Она зашла в квартиру, присела на корточки и крепко обняла золотистого ретривера, уткнувшись носом в его шелковистую шерсть на загривке. Потом скинула туфли, плащ, быстро переоделась в спортивный костюм и кроссовки, прихватила поводок и вместе с Немо вышла за дверь.

Вечерний ритуал был неизменен. Во сколько бы она ни возвращалась домой и как бы ни уставала, перед сном она выходила на короткую пробежку в компании любимого пса и делала пять кругов по парку. Но сегодня он, хоть и радовался прогулке, отказался бежать после первого же круга. Просто плюхнулся на задние лапы и не реагировал на команды.

– Что-то ты не в форме. Может, пора посадить тебя на диету? Нет, ты против? Ладно. Давай ещё немного подышим свежим воздухом и пойдём домой. – Вера погладила Немо по голове и села на лавочку рядом.

Листья на берёзах едва начали распускаться, и холодный майский ветер трепал их гибкие ветки, наполняя сумрачный вечер тревогой. Вера поёжилась. Едва выступивший на коже пот остужал кожу, и через пять минут она окончательно замёрзла. Нужно было возвращаться, но её словно приклеили к скамейке. Если она останется здесь, если встретит эту, уже четвёртую годовщину, не так, как обычно, не дома, а в ночном парке, может, что-то изменится? Колесо провернётся, начнётся новый этап? Внутри перестанет болеть, закончатся кошмары и жизнь обретёт хоть какой-то смысл?

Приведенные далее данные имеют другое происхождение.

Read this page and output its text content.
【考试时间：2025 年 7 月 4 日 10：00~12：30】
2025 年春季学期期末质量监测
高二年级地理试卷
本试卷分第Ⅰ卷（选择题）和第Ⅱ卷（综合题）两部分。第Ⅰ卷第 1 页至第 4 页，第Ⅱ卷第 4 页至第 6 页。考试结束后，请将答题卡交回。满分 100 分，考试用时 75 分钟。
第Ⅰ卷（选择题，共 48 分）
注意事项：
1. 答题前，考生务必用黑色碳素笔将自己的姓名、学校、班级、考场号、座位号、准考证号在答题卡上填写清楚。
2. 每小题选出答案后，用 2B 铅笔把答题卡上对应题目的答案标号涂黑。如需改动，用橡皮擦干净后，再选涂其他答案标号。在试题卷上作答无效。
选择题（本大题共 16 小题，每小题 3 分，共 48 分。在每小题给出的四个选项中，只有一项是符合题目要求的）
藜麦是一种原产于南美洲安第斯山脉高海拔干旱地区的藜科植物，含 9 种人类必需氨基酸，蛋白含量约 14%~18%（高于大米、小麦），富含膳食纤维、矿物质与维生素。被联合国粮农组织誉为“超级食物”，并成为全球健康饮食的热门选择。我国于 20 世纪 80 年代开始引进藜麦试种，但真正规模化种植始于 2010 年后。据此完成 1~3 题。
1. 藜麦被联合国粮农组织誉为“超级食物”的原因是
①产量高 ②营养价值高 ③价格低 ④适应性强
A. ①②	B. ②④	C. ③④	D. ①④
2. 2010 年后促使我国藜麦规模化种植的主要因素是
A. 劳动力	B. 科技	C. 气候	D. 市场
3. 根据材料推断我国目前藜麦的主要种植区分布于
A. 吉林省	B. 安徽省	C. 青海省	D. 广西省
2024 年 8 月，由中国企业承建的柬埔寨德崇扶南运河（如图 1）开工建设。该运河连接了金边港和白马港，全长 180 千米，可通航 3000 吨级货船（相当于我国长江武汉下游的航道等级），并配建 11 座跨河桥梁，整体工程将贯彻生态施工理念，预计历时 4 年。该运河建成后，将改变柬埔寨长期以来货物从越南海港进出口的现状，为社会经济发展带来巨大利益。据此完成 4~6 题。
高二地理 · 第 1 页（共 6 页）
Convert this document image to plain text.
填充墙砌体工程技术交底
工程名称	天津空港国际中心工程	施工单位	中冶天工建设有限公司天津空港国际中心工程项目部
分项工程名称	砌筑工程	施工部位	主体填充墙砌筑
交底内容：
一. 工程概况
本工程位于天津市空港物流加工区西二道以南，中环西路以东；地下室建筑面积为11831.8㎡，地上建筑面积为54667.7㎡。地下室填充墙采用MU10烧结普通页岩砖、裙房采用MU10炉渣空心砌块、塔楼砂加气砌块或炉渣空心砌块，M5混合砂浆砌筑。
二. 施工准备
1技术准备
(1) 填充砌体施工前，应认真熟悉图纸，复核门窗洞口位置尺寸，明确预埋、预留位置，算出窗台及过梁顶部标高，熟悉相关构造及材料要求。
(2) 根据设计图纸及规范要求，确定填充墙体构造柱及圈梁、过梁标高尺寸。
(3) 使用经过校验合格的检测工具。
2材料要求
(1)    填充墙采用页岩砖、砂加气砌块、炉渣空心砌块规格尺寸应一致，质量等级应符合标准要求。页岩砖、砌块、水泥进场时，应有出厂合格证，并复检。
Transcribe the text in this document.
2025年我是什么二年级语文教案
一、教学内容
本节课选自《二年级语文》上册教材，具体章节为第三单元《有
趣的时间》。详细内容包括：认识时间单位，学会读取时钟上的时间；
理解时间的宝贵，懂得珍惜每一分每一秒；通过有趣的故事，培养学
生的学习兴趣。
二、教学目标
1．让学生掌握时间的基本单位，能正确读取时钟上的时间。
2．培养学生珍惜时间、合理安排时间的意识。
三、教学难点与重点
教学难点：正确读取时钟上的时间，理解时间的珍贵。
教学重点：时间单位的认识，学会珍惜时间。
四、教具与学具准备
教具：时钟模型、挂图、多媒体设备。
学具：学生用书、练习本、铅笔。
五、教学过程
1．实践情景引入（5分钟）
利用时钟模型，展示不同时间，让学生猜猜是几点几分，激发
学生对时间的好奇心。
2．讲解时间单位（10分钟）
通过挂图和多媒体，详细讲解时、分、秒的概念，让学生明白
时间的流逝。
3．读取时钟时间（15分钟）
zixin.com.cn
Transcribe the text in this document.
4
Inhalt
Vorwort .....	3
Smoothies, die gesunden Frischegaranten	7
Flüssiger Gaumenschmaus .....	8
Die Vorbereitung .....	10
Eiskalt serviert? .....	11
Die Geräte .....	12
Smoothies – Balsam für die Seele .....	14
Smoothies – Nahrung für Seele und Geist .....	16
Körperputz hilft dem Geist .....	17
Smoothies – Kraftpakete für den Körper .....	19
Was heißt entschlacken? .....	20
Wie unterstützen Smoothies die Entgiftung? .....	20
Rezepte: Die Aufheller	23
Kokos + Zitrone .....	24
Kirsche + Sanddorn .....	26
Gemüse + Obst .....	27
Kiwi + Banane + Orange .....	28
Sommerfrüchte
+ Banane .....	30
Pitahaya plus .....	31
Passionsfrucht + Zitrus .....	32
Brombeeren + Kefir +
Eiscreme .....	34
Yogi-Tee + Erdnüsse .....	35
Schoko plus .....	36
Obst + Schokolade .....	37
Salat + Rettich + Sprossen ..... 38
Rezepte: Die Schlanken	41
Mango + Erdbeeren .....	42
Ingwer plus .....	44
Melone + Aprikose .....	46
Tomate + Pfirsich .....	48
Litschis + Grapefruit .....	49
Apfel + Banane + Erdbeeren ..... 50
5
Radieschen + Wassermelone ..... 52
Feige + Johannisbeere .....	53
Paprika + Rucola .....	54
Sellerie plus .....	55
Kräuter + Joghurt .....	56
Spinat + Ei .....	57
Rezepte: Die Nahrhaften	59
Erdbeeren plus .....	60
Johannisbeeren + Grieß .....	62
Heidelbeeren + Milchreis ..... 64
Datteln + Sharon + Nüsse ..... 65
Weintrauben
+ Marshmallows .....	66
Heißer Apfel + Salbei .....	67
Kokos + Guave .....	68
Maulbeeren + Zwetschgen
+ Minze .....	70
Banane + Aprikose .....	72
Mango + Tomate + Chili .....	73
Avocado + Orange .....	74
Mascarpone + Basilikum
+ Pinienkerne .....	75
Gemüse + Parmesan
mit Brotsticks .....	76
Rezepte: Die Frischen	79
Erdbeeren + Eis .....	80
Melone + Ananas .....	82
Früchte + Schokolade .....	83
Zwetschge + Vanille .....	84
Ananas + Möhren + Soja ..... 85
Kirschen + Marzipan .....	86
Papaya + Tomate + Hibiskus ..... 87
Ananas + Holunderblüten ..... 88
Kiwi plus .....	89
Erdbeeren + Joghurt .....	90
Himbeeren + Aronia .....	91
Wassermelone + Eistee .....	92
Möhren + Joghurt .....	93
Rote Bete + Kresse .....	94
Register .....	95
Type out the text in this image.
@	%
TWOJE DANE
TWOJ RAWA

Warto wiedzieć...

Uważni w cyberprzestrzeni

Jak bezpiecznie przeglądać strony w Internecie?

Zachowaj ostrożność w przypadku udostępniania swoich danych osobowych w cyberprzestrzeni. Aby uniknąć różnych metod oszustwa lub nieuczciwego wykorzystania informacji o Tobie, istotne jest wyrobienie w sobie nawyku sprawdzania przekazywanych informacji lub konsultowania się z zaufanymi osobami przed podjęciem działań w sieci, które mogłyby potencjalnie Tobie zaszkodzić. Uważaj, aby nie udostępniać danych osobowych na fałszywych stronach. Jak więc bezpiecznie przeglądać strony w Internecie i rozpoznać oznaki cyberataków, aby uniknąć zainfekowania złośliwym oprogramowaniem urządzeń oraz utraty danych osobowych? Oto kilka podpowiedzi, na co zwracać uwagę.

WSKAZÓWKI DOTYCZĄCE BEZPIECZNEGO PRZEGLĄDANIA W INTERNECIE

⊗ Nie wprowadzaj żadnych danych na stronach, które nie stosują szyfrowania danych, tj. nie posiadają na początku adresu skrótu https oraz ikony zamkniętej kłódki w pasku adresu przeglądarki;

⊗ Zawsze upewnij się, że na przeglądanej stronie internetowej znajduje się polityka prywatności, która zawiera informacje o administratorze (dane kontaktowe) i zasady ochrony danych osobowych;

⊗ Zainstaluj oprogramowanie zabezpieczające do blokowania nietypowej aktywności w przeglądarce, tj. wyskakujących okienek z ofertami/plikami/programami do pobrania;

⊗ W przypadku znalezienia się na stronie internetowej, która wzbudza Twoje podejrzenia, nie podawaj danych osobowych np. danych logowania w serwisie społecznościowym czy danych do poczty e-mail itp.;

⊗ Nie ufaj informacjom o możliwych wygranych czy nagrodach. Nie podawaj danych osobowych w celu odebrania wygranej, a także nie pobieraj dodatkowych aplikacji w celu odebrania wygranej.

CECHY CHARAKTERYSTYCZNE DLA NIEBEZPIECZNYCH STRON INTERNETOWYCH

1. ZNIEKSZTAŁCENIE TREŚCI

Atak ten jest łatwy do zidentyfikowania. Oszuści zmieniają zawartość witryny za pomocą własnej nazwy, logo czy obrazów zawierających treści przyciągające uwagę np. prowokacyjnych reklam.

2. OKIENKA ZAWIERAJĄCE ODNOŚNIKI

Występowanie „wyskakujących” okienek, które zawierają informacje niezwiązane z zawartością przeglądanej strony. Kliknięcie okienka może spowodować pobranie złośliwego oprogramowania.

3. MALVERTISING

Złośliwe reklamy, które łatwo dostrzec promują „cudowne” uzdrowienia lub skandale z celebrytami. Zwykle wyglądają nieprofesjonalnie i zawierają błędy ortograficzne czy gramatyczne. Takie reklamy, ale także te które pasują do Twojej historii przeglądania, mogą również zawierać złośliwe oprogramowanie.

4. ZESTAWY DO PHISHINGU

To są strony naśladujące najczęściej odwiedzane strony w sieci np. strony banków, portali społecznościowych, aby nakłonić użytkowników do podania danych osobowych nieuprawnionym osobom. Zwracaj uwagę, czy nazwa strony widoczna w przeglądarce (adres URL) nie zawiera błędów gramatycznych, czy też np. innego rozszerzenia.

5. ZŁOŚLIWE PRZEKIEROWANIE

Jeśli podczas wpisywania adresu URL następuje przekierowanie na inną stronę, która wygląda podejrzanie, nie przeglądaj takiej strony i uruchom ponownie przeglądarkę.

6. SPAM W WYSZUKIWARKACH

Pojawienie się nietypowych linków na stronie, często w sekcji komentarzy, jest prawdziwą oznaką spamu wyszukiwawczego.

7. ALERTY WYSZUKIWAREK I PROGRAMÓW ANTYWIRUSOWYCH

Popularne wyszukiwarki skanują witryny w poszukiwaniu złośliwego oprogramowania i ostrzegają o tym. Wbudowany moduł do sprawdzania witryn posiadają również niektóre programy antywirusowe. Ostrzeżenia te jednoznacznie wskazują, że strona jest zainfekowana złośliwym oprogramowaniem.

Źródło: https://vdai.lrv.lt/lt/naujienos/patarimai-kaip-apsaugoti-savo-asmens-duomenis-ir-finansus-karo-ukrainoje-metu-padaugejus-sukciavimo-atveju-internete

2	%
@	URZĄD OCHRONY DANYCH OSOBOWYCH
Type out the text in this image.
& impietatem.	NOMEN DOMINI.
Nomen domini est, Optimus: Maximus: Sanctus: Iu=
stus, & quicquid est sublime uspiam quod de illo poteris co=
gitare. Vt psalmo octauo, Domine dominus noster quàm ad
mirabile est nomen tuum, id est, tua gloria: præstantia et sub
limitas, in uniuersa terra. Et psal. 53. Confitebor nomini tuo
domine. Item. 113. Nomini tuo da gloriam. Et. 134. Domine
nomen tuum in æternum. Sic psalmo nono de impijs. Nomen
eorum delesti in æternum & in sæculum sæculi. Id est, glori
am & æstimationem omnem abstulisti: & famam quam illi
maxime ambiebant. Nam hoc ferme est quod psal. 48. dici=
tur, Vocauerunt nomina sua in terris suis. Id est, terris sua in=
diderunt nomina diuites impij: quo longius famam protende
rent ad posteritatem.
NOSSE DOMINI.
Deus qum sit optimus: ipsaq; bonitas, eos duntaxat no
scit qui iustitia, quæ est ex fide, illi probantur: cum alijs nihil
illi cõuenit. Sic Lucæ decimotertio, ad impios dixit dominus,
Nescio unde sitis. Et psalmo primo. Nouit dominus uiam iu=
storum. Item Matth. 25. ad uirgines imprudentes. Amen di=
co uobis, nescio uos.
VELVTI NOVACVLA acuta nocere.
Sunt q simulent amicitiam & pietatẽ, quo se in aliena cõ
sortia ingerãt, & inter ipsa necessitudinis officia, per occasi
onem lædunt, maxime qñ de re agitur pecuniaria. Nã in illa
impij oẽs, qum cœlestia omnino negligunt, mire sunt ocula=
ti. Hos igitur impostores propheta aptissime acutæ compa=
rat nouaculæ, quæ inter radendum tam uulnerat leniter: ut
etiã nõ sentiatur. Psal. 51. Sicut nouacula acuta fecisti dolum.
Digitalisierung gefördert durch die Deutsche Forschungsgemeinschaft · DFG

Немо негромко гавкнул, привлекая её внимание.

– Конечно, нет. Ты прав, – ответила Вера на вопросы, звучавшие в её голове. – Пойдём.

Она встала, обхватила себя руками, пытаясь согреться и поплелась в сторону дома. Немо не отставал ни на шаг.

Темнота в квартире проглотила их, стоило только захлопнуть дверь. Липкая, душная темнота. Вера прислонилась к стене и замерла. Вслушалась. Она привыкла к холоду, одиночеству, пустоте, но никак не могла привыкнуть к этой тишине. Не звякала посуда, не болтали дети, не бубнил телевизор, не разговаривал по телефону муж. Даже Немо почти перестал лаять, когда их не стало.

Четыре года назад.

Тот день отличался от других субботних дней. Вера не помнила, когда в последний раз они все вместе ездили на пикник. Не в ресторан, аквапарк или на базу отдыха, а просто на природу. С термосом, полным чая, бутербродами с колбасой и сыром, помидорами в пластиковом контейнере, пирогами, чипсами, орешками и кучей другой вредной снеди, которую дочери в приступе походного энтузиазма сгребли с полок супермаркета.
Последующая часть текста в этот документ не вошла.